The X100f is not well suited for portraits, Not going to lie about that. While I am super pleased with the image quality coming out of the camera there are some things that makes it hard to get portraits to look the way portraits to should look (at least for my personal prefrence.
Because the lens is a 23mm it has a lot of the qualities and drawbacks of a wide angle lens. Noticeable distortion, the bokeh (blurred Background) never quite gets the subject isolation you want and getting the right composition becomes a bit more of a challenge.
Most of these things can be overcome with some editing. Adobe Lightroom (Which I almost exclusively edit with) has profile corrections built right in for this camera and the you can add more blur the background if you’re into that kind of thing but ideally you want to minimized editing by getting as much in camera as I can and having my processing for implementing the style I want. Not so much for fixing issues.
The high ISO performance on this camera is sketchy at best. The noise after 3200 ISO is Pretty noticeable but the thing that I constantly notice is how muddy the mid-tones become as you raise the sensitivity. It is especially rough on the color quality. after 1600 ISO the color starts to fall apart on the RAW files to the point that you almost feel like you have to go to black and white which I why I elected to edit all of these photos in black and white. I’ve noticed in time that people are really committed to color photography and I will often deliver black and white photos and have people ask me to convert them back to color. So for me I’m okay with living with a camera I know I’m going to get some color issues but I think there a lot of photographers and clients out there who color quality is non-negotiable.
Video in Black and White:
I want to get back to shooting video more often. Typically I don’t mix a lot of my video work with my portrait work but it has been something that I have wanted to do. After Editing the whole set in Black and White I decided I wanted the video I captured to match.

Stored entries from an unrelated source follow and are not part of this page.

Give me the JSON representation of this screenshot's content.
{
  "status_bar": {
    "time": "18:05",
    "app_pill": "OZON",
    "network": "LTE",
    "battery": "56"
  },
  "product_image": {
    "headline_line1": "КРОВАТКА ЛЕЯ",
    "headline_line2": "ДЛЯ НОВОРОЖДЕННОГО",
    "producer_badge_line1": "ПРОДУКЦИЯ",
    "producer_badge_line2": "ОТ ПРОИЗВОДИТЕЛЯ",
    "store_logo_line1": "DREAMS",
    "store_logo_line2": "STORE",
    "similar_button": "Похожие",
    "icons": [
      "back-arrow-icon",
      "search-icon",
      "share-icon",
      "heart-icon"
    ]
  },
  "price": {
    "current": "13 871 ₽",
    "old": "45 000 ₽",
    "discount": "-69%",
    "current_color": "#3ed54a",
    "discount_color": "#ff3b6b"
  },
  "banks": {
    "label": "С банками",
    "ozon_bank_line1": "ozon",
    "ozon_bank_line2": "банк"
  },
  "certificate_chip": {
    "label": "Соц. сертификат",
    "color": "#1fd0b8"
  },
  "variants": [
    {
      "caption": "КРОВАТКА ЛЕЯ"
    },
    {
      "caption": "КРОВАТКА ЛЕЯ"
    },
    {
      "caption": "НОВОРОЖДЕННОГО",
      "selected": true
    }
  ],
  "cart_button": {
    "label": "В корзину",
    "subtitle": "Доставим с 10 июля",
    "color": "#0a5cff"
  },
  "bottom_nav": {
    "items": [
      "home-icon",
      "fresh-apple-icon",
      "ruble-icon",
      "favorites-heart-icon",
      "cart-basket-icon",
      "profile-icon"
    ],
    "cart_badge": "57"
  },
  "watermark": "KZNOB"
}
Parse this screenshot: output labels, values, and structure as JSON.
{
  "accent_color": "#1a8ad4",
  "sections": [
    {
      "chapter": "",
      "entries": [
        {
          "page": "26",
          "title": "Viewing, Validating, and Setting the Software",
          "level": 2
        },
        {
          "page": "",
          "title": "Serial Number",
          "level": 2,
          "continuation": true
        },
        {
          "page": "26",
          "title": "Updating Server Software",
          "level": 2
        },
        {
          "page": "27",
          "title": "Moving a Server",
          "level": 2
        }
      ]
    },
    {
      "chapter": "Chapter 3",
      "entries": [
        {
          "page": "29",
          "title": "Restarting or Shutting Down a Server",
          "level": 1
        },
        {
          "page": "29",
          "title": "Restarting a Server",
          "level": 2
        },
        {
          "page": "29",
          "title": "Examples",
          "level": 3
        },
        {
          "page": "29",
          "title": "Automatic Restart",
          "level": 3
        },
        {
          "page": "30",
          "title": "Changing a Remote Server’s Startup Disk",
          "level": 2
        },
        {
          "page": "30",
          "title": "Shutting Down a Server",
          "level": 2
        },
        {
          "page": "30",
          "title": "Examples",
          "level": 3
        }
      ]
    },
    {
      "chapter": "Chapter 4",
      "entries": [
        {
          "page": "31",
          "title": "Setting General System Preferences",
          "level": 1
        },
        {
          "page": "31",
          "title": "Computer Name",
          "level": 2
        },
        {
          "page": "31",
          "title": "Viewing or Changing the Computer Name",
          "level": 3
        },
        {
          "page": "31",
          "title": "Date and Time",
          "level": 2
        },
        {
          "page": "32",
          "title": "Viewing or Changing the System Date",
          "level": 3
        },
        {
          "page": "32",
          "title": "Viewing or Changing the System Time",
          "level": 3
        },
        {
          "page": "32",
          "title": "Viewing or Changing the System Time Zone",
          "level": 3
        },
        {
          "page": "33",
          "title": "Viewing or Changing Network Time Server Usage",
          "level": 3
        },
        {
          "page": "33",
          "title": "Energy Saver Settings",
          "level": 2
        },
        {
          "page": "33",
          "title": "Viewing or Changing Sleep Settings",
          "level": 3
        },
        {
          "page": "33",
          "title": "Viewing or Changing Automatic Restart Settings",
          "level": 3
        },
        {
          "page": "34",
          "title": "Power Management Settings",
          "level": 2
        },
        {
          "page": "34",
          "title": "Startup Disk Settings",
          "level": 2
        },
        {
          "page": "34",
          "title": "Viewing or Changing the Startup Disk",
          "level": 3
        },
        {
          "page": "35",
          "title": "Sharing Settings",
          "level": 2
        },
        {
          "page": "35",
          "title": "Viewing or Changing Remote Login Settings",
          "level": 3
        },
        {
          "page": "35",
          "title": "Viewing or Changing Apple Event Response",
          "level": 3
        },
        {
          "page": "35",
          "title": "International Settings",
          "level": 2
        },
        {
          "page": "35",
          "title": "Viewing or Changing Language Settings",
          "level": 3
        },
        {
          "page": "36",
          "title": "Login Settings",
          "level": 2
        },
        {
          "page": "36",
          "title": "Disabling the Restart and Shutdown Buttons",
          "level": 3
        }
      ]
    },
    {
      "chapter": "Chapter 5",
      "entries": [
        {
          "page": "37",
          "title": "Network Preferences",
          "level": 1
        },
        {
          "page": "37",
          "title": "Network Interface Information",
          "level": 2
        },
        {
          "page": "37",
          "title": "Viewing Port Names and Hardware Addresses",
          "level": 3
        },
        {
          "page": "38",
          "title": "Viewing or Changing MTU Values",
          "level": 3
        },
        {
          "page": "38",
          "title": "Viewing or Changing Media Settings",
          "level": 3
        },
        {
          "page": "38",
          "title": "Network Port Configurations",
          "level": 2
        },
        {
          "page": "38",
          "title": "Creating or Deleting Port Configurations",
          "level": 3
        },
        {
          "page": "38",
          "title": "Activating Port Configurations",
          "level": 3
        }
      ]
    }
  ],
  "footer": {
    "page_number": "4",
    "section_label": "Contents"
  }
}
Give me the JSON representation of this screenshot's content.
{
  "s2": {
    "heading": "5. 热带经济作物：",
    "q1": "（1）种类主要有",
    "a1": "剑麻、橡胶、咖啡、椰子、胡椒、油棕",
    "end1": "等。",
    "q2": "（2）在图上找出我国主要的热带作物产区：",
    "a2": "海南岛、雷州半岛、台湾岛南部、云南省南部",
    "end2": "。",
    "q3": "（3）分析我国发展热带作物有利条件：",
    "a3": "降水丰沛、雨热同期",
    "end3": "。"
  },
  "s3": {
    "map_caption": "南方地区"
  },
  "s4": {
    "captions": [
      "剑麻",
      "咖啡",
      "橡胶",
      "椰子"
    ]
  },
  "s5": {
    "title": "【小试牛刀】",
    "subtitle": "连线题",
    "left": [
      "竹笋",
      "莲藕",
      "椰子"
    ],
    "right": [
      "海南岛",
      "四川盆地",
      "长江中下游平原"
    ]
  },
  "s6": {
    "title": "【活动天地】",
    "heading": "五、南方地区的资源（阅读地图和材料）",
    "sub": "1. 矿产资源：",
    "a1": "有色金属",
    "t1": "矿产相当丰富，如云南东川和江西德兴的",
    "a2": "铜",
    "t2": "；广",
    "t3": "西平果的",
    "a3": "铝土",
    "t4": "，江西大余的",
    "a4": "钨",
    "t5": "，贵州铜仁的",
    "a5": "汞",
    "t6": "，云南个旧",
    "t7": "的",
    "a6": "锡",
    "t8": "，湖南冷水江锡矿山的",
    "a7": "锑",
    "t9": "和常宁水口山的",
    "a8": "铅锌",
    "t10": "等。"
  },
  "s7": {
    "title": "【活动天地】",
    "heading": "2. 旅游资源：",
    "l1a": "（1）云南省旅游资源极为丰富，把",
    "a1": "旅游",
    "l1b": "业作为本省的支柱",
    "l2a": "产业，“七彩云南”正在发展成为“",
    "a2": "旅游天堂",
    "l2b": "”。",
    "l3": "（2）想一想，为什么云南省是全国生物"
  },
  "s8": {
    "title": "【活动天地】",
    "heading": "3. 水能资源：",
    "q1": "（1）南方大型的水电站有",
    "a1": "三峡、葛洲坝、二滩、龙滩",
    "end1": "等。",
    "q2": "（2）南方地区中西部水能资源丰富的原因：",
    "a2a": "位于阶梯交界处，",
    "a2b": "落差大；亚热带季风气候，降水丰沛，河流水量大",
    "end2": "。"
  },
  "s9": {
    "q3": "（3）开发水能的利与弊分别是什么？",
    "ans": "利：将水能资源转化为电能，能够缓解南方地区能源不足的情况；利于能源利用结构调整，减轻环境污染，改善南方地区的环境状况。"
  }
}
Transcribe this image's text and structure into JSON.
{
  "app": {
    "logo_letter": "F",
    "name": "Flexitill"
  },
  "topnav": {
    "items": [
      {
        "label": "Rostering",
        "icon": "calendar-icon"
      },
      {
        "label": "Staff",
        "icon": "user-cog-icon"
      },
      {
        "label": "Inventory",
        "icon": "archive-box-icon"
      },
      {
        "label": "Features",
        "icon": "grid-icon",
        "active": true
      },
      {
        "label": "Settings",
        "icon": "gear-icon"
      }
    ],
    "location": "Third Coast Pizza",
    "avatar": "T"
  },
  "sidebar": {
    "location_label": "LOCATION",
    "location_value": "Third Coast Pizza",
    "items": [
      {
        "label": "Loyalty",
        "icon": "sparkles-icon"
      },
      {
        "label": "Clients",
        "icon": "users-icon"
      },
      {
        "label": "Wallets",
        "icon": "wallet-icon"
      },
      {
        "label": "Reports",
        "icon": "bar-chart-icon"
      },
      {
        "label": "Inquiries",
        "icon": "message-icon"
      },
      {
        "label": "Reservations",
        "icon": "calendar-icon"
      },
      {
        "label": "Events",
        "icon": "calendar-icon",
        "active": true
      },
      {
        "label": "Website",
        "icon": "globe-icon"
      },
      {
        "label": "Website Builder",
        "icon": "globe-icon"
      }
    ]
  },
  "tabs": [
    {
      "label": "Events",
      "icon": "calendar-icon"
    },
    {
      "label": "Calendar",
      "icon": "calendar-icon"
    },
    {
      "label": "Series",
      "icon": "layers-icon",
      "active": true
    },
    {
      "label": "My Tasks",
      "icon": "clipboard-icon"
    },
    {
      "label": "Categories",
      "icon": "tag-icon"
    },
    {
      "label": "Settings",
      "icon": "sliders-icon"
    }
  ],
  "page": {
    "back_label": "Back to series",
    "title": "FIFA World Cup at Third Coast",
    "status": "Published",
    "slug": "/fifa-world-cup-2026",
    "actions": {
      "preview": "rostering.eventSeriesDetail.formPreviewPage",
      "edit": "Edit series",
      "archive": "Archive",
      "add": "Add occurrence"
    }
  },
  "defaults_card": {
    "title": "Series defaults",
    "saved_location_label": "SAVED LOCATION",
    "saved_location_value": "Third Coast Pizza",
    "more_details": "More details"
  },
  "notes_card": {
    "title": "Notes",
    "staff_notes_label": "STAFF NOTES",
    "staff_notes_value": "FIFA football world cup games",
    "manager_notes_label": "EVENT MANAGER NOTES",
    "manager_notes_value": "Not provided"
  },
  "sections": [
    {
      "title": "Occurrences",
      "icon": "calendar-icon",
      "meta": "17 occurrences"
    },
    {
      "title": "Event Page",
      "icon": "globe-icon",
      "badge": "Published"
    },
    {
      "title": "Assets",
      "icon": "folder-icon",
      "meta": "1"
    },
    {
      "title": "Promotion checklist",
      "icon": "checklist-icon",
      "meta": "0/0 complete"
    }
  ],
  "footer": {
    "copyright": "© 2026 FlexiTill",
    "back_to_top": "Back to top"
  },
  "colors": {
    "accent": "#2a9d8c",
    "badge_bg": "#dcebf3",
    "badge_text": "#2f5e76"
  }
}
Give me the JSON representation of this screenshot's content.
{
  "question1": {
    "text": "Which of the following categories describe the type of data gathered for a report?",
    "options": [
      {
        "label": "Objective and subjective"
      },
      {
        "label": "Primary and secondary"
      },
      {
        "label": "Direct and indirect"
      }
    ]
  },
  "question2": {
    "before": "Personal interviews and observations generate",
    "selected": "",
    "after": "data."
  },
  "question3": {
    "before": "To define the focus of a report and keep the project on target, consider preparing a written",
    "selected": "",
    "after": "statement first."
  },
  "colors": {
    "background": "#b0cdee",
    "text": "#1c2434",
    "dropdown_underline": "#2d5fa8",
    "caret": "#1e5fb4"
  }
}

I shot the Video on my Nikon D600 with the Nikon 24-120 f4g lens. This Camera is a bit on the old side when it comes to video performance. It shoots at 1080p at 30fps (I shoot in 24fps) on a H.264 codec which is respectable but there are a lot of 4k 60fps options hitting the market with better codecs and more video centric features. But the footage from the 35mm sensor looks great and 1080p is still respectable in the online space. (But I still am tempted to upgrade.) The real drawback of doing video on this camera is the focus. The back screen makes it really hard to tell when things are in focus and nikon photography lenses really aren’t suited for manual focusing. Another thing that some of the more latest and greatest cameras have are better video auto focus features that the D600 just doesn’t have. All complaints aside, the best camera is the one you have on you and the D600 has been a work horse since I bought it and part of working in the creative space is being able to work within the limitations of your equipment and to a greater extent yourself to realize your creative vision.
I was actually really happy with how the video came out but I do want to improve a few things going forward. First I need to get a better stabilization setup. Not necessarily something fancy like a DJI RONIN or a Glide Cam but possibly a shoulder rig to give me more steady movements going forward. Also I need to get back on my music game because it’s very hard to get quality music that you can use in videos. Luckily Brain Altano has encouraged people to use the music he is now making for his new creative project Weird Heat on their own projects so I have decided to take advantage of his generosity.
I feel fortunate to have been able to shoot with how busy I have been lately but I’m finding it important to continue with my own creative endeavors. A lot of what my day (and night) job have me do is beneficial to my professional growth, but being able to do things like this black and white series makes me feel like still have the ability to flex my creative muscles.